Что касается таинственности, степени секретности, то все это прямо связано с авторским мироощущением Гоголя. Пусть «настоящее дело» знают избранные; но зато многие («все» — даже говорит Гоголь) должны чувствовать, что в тиши совершается нечто важное, имеющее отношение к жизни каждого. Они должны быть настроены на ожидание этого важного, на встречу с ним, его узнавание. В то время как художническое дело спонтанно и независимо, Гоголь, подобно опытному режиссеру, готов предугадать и направить внимание аудитории. Этой, кажется, впервые проявившейся устремленности Гоголя предстояло затем играть все большую и большую роль в судьбе «Мертвых душ»...

Тем временем гоголевское сознание, вырабатывающее автобиографический образ поэта, творца «Мертвых душ», получает новый импульс: Гоголь узнает (в феврале 1837 г.) о смерти Пушкина. Свое скорбное, гнетущее чувство он изливает в письмах, отправленных из Рима в марте того же года — к Плетневу, Погодину, Н. Я. Прокоповичу. Горькую судьбу Пушкина, его гибель Гоголь осмысливает в духе непримиримого романтического конфликта поэта и действительности, гения и толпы, что, конечно, не лишает его переживания глубины и искренности. «Великого не стало» (XI, 93) — это напоминает знаменитые строки из «Торжества победителей» Шиллера — Жуковского: «Нет великого Патрокла; жив презрительный Терсит». А замечание о том, что Пушкин подтвердил «вечную участь поэтов на родине» (XI, 91), предвосхищает и текстуально и по смыслу стихотворение Кюхельбекера «Участь русских поэтов» («Горька судьба поэтов всех племен; Тяжеле всех судьба казнит Россию»).

Гоголевские признания, сделанные в связи со смертью Пушкина, ставились под сомнение; указывалось, что они послужили источником легенды о дружбе и идейной близости двух поэтов, которой на самом деле не было 7. Однако здесь неуместна никакая крайность: Гоголь преувеличивал, но в основании его слов лежали действительные факты. «Ничего не предпринимал я без его [Пушкина] совета» — это скорее всего преувеличение. Но следующие затем слова не могут противоречить реальному настроению Гоголя в годы его общения с Пушкиным: «Ни одна строка не писалась без того, чтобы я не воображал его пред собою» (XI, 88). Видеть перед собою взыскательный взор мастера — это не значит во всем с ним соглашаться.
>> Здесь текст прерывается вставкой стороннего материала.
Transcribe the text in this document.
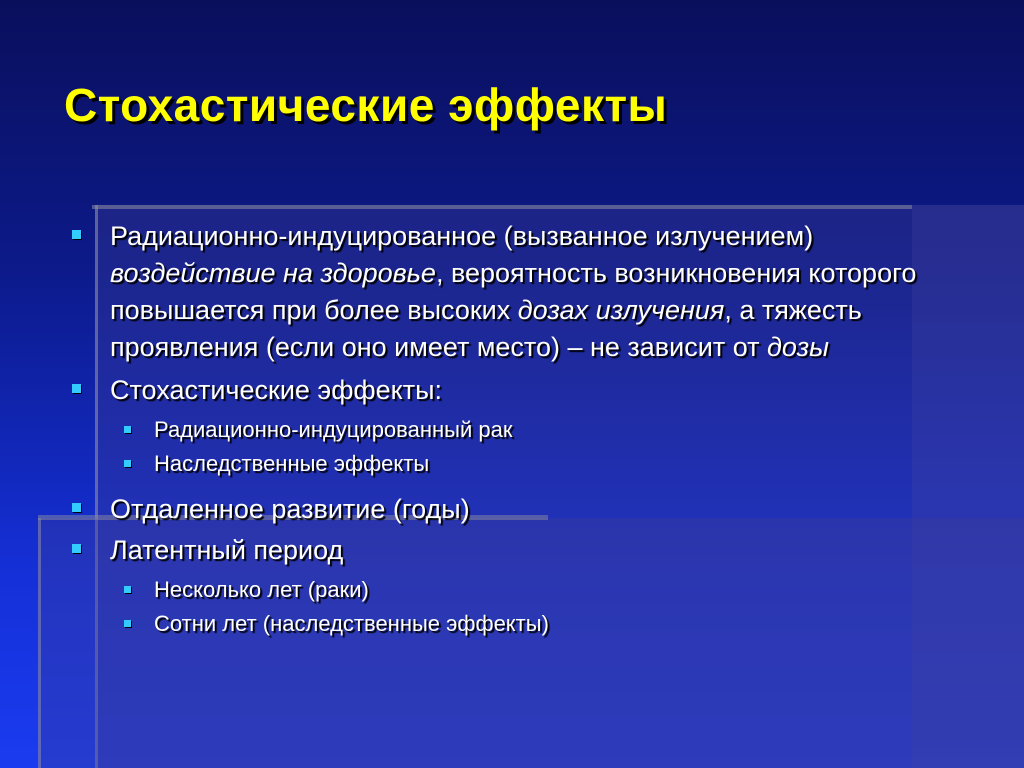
Стохастические эффекты
Радиационно-индуцированное (вызванное излучением) воздействие на здоровье, вероятность возникновения которого повышается при более высоких дозах излучения, а тяжесть проявления (если оно имеет место) – не зависит от дозы
Стохастические эффекты:
Радиационно-индуцированный рак
Наследственные эффекты
Отдаленное развитие (годы)
Латентный период
Несколько лет (раки)
Сотни лет (наследственные эффекты)
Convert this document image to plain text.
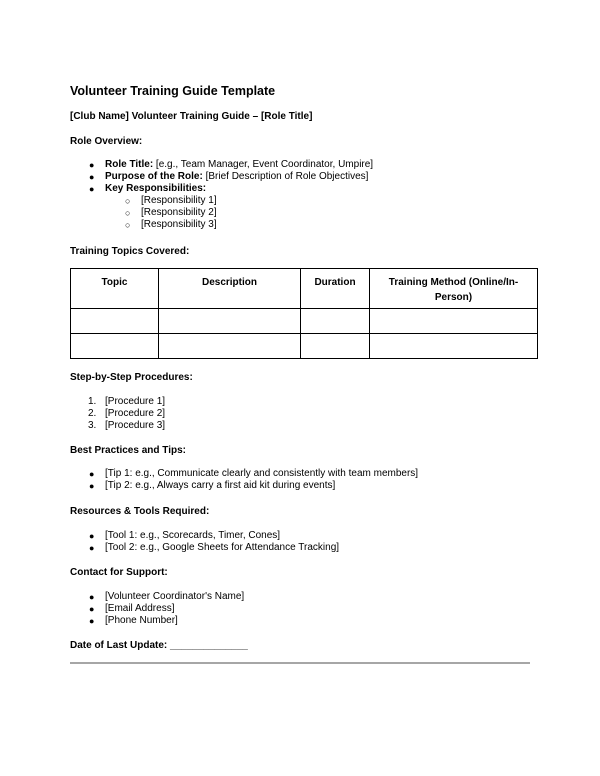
Volunteer Training Guide Template
[Club Name] Volunteer Training Guide – [Role Title]
Role Overview:
● Role Title: [e.g., Team Manager, Event Coordinator, Umpire]
● Purpose of the Role: [Brief Description of Role Objectives]
● Key Responsibilities:
○ [Responsibility 1]
○ [Responsibility 2]
○ [Responsibility 3]
Training Topics Covered:
Topic	Description	Duration	Training Method (Online/In-Person)

Step-by-Step Procedures:
1. [Procedure 1]
2. [Procedure 2]
3. [Procedure 3]
Best Practices and Tips:
● [Tip 1: e.g., Communicate clearly and consistently with team members]
● [Tip 2: e.g., Always carry a first aid kit during events]
Resources & Tools Required:
● [Tool 1: e.g., Scorecards, Timer, Cones]
● [Tool 2: e.g., Google Sheets for Attendance Tracking]
Contact for Support:
● [Volunteer Coordinator's Name]
● [Email Address]
● [Phone Number]
Date of Last Update: ______________
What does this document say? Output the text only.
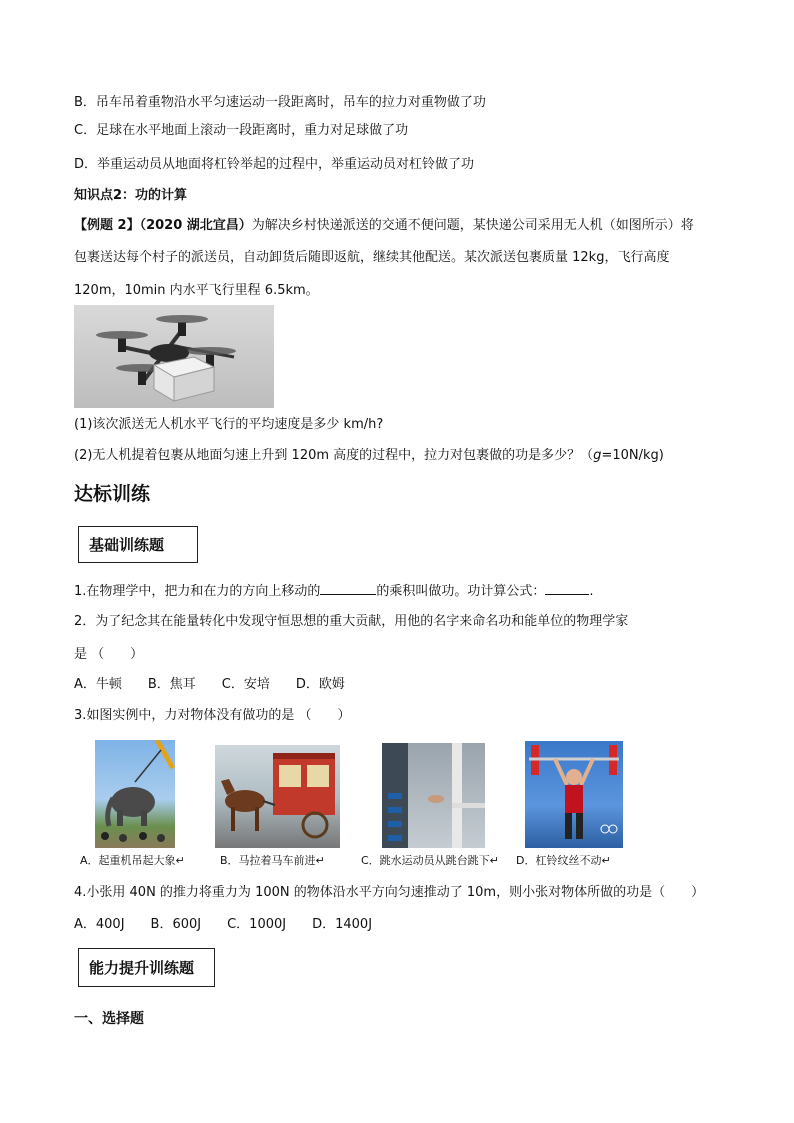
B．吊车吊着重物沿水平匀速运动一段距离时，吊车的拉力对重物做了功
C．足球在水平地面上滚动一段距离时，重力对足球做了功
D．举重运动员从地面将杠铃举起的过程中，举重运动员对杠铃做了功
知识点2：功的计算
【例题 2】（2020 湖北宜昌）为解决乡村快递派送的交通不便问题，某快递公司采用无人机（如图所示）将
包裹送达每个村子的派送员，自动卸货后随即返航，继续其他配送。某次派送包裹质量 12kg，飞行高度
120m，10min 内水平飞行里程 6.5km。
(1)该次派送无人机水平飞行的平均速度是多少 km/h?
(2)无人机提着包裹从地面匀速上升到 120m 高度的过程中，拉力对包裹做的功是多少？（g=10N/kg)
达标训练
基础训练题
1.在物理学中，把力和在力的方向上移动的	的乘积叫做功。功计算公式：	.
2．为了纪念其在能量转化中发现守恒思想的重大贡献，用他的名字来命名功和能单位的物理学家
是 （　　）
A．牛顿　　B．焦耳　　C．安培　　D．欧姆
3.如图实例中，力对物体没有做功的是 （　　）
A．起重机吊起大象↵	B．马拉着马车前进↵	C．跳水运动员从跳台跳下↵ D．杠铃纹丝不动↵
4.小张用 40N 的推力将重力为 100N 的物体沿水平方向匀速推动了 10m，则小张对物体所做的功是（　　）
A．400J　　B．600J　　C．1000J　　D．1400J
能力提升训练题
一、选择题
Это значит ждать его одобрения, его высокого суда даже и в том случае, если идешь своей собственной дорогой.

Все это получало теперь смысл применительно к «Мертвым душам». «Нынешний труд мой, внушенный им, его создание...» (XI, 89). «И теперешний труд мой есть его создание. Он взял с меня клятву, чтобы я писал...» (XI, 91). Едва ли можно установить, что и в какой мере Гоголь преувеличивал (например: была ли «клятва»), но несомненно то, что эти слова восходят к реальному факту передачи ему Пушкиным «сюжета» «Мертвых душ».
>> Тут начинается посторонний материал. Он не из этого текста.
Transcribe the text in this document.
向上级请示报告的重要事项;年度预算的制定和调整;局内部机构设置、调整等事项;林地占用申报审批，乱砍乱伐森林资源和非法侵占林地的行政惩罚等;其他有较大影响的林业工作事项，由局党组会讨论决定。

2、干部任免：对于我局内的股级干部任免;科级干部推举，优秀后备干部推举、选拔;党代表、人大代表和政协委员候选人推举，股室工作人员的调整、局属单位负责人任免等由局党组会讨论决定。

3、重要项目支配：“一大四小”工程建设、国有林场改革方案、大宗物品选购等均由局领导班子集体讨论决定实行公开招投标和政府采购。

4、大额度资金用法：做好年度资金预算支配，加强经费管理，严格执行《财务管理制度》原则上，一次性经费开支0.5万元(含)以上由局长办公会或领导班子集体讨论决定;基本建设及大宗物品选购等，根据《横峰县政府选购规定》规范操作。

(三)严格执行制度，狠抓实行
Гоголевское преувеличение есть род поэтического преображения, протекавшего в русле той рефлексии, которая сопровождала работу над поэмой. И то, что говорится об ушедшем великом, как бы отвлечено от создаваемого им, Гоголем, автобиографического образа поэта: и Пушкин был наделен высшей поэтической силой, и он был одинок, и его преследовала «чернь». «Или я не знаю, что такое советники, начиная от титулярного до действительных тайных? Ты пишешь, что все люди даже холодные были тронуты этою потерею. А что эти люди готовы были делать ему при жизни? Разве я не был свидетелем горьких, горьких минут, которые приходилось чувствовать Пушкину?» (XI, 91). В инвективы Гоголя прорывается личная нота; несомненно в них звучит память «горьких минут», которые пришлось и ему «чувствовать», скажем, как автору «Ревизора».

Гоголь объединяет себя и Пушкина общей «участью русских поэтов», когда уход одного заставляет оставшегося острее ощущать и свое одиночество, и свою избранность.

Поэтические изображения порою требуют двойной мотивировки, высшей и земной, реальной. Замысел «Мертвых душ», направляемый «неземной волей», отныне воспринимается и как завещание Пушкина — «священное завещание» (XI, 97).